DachunKai commented 2 months ago
  1. For the video's meta information, if you know the original FPS, use that FPS. If not, you can set it to 25 or 30 FPS. For better understanding, you can assume B=5, which means there are 5 extra frames between two frames. However, these extra frames come from event signals, and they are still different in form from frame signals.
  2. The images in dict_keys are the frames from the original video and do not include the interpolated frames. The interpolated frames are only used to simulate better event signals and are not packaged into the h5 file. So you should use events_to_voxel_torch to convert the events between two original frames into voxels.
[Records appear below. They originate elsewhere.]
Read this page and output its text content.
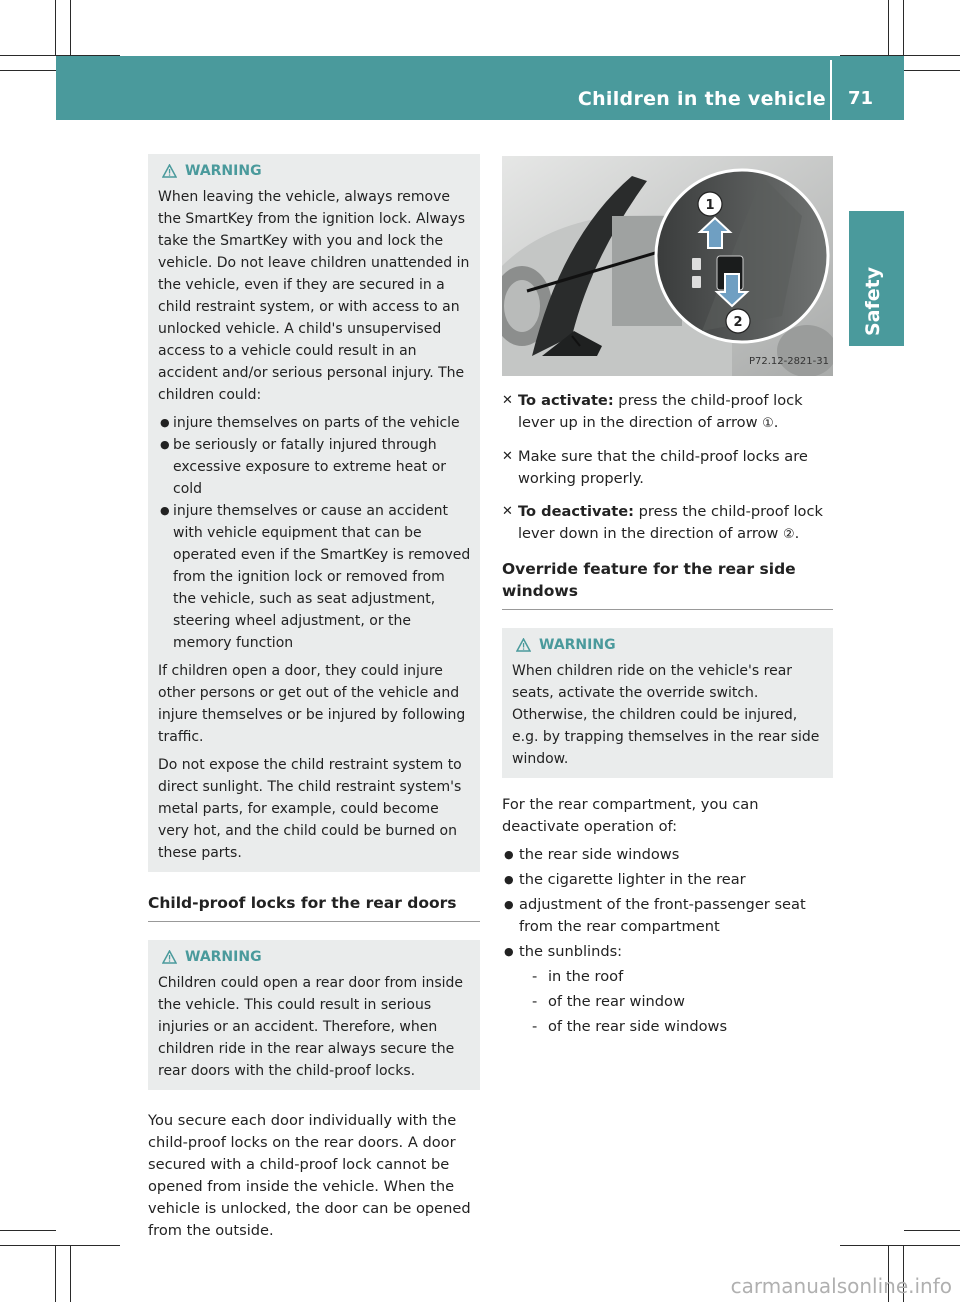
Children in the vehicle 71
Safety
WARNING

When leaving the vehicle, always remove the SmartKey from the ignition lock. Always take the SmartKey with you and lock the vehicle. Do not leave children unattended in the vehicle, even if they are secured in a child restraint system, or with access to an unlocked vehicle. A child's unsupervised access to a vehicle could result in an accident and/or serious personal injury. The children could:

● injure themselves on parts of the vehicle
● be seriously or fatally injured through excessive exposure to extreme heat or cold
● injure themselves or cause an accident with vehicle equipment that can be operated even if the SmartKey is removed from the ignition lock or removed from the vehicle, such as seat adjustment, steering wheel adjustment, or the memory function

If children open a door, they could injure other persons or get out of the vehicle and injure themselves or be injured by following traffic.

Do not expose the child restraint system to direct sunlight. The child restraint system's metal parts, for example, could become very hot, and the child could be burned on these parts.

Child-proof locks for the rear doors
WARNING

Children could open a rear door from inside the vehicle. This could result in serious injuries or an accident. Therefore, when children ride in the rear always secure the rear doors with the child-proof locks.

You secure each door individually with the child-proof locks on the rear doors. A door secured with a child-proof lock cannot be opened from inside the vehicle. When the vehicle is unlocked, the door can be opened from the outside.

1
2
P72.12-2821-31
✕ To activate: press the child-proof lock lever up in the direction of arrow ①.
✕ Make sure that the child-proof locks are working properly.
✕ To deactivate: press the child-proof lock lever down in the direction of arrow ②.
Override feature for the rear side windows
WARNING

When children ride on the vehicle's rear seats, activate the override switch. Otherwise, the children could be injured, e.g. by trapping themselves in the rear side window.

For the rear compartment, you can deactivate operation of:

● the rear side windows
● the cigarette lighter in the rear
● adjustment of the front-passenger seat from the rear compartment
● the sunblinds:
- in the roof
- of the rear window
- of the rear side windows
carmanualsonline.info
  3. The LR image is downsampled from the GT image. We use a MATLAB script to downsample the GT image. You can refer to generate_bicubic_img.m.
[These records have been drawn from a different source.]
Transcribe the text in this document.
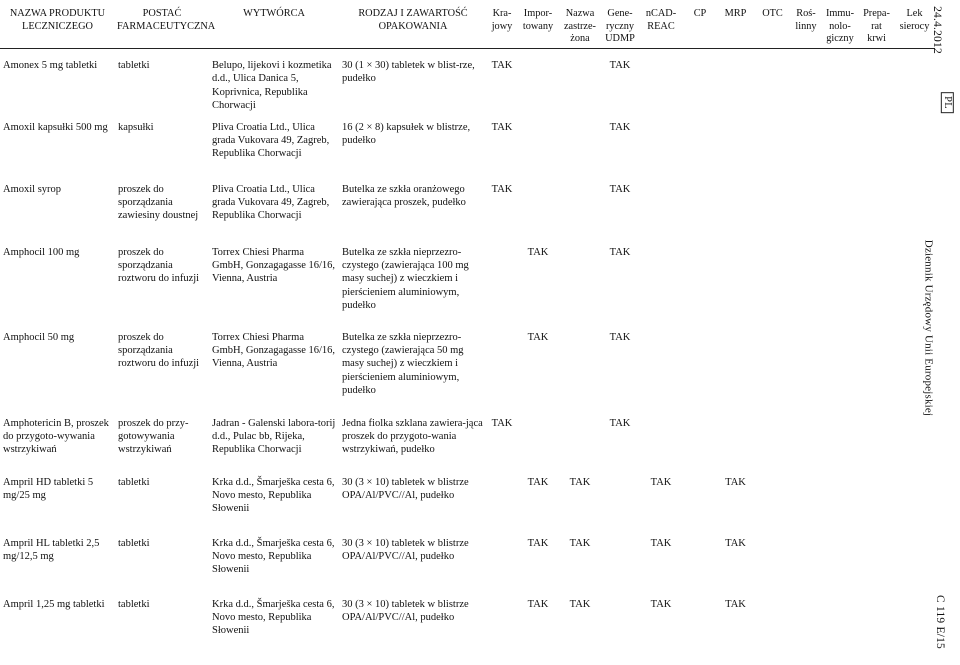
NAZWA PRODUKTU LECZNICZEGO	POSTAĆ FARMACEUTYCZNA	WYTWÓRCA	RODZAJ I ZAWARTOŚĆ OPAKOWANIA	Kra-jowy	Impor-towany	Nazwa zastrze-żona	Gene-ryczny UDMP	nCAD-REAC	CP	MRP	OTC	Roś-linny	Immu-nolo-giczny	Prepa-rat krwi	Lek sierocy
Amonex 5 mg tabletki	tabletki	Belupo, lijekovi i kozmetika d.d., Ulica Danica 5, Koprivnica, Republika Chorwacji	30 (1 × 30) tabletek w blist-rze, pudełko	TAK			TAK								
Amoxil kapsułki 500 mg	kapsułki	Pliva Croatia Ltd., Ulica grada Vukovara 49, Zagreb, Republika Chorwacji	16 (2 × 8) kapsułek w blistrze, pudełko	TAK			TAK								
Amoxil syrop	proszek do sporządzania zawiesiny doustnej	Pliva Croatia Ltd., Ulica grada Vukovara 49, Zagreb, Republika Chorwacji	Butelka ze szkła oranżowego zawierająca proszek, pudełko	TAK			TAK								
Amphocil 100 mg	proszek do sporządzania roztworu do infuzji	Torrex Chiesi Pharma GmbH, Gonzagagasse 16/16, Vienna, Austria	Butelka ze szkła nieprzezro-czystego (zawierająca 100 mg masy suchej) z wieczkiem i pierścieniem aluminiowym, pudełko		TAK		TAK								
Amphocil 50 mg	proszek do sporządzania roztworu do infuzji	Torrex Chiesi Pharma GmbH, Gonzagagasse 16/16, Vienna, Austria	Butelka ze szkła nieprzezro-czystego (zawierająca 50 mg masy suchej) z wieczkiem i pierścieniem aluminiowym, pudełko		TAK		TAK								
Amphotericin B, proszek do przygoto-wywania wstrzykiwań	proszek do przy-gotowywania wstrzykiwań	Jadran - Galenski labora-torij d.d., Pulac bb, Rijeka, Republika Chorwacji	Jedna fiolka szklana zawiera-jąca proszek do przygoto-wania wstrzykiwań, pudełko	TAK			TAK								
Ampril HD tabletki 5 mg/25 mg	tabletki	Krka d.d., Šmarješka cesta 6, Novo mesto, Republika Słowenii	30 (3 × 10) tabletek w blistrze OPA/Al/PVC//Al, pudełko		TAK	TAK		TAK		TAK					
Ampril HL tabletki 2,5 mg/12,5 mg	tabletki	Krka d.d., Šmarješka cesta 6, Novo mesto, Republika Słowenii	30 (3 × 10) tabletek w blistrze OPA/Al/PVC//Al, pudełko		TAK	TAK		TAK		TAK					
Ampril 1,25 mg tabletki	tabletki	Krka d.d., Šmarješka cesta 6, Novo mesto, Republika Słowenii	30 (3 × 10) tabletek w blistrze OPA/Al/PVC//Al, pudełko		TAK	TAK		TAK		TAK					
24.4.2012
PL
Dziennik Urzędowy Unii Europejskiej
C 119 E/15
eduardatmadenn commented 2 months ago

Hi, Thanks for you answer, just to clarify:

  1. I am asking how many actual interpolated frames do you use between two (real) frames
  2. In the Event Signal data, do the timestamps (first column, here) reset to 0 for every real frame, or are they continuous?
    674 571 274 0
    687 632 314 0
    706 632 313 0
    707 639 336 0
    710 639 329 0
    716 639 328 0
    718 0 294 0
    718 639 332 0
    720 639 335 0
    724 639 330 0
    724 639 331 0
    729 550 163 0
    735 550 164 0
DachunKai commented 2 months ago
  1. We interpolate 7 frames between two (real) frames for the Vimeo90k dataset, and interpolate 3 frames between two (real) frames for the REDS and Vid4 datasets using the RIFE interpolation model.
  2. I can't understand your second question. Event data consists of x, y, t, and p, where p equals +1 or -1, indicating event polarity, and t is continuous with a very small delay. Thanks!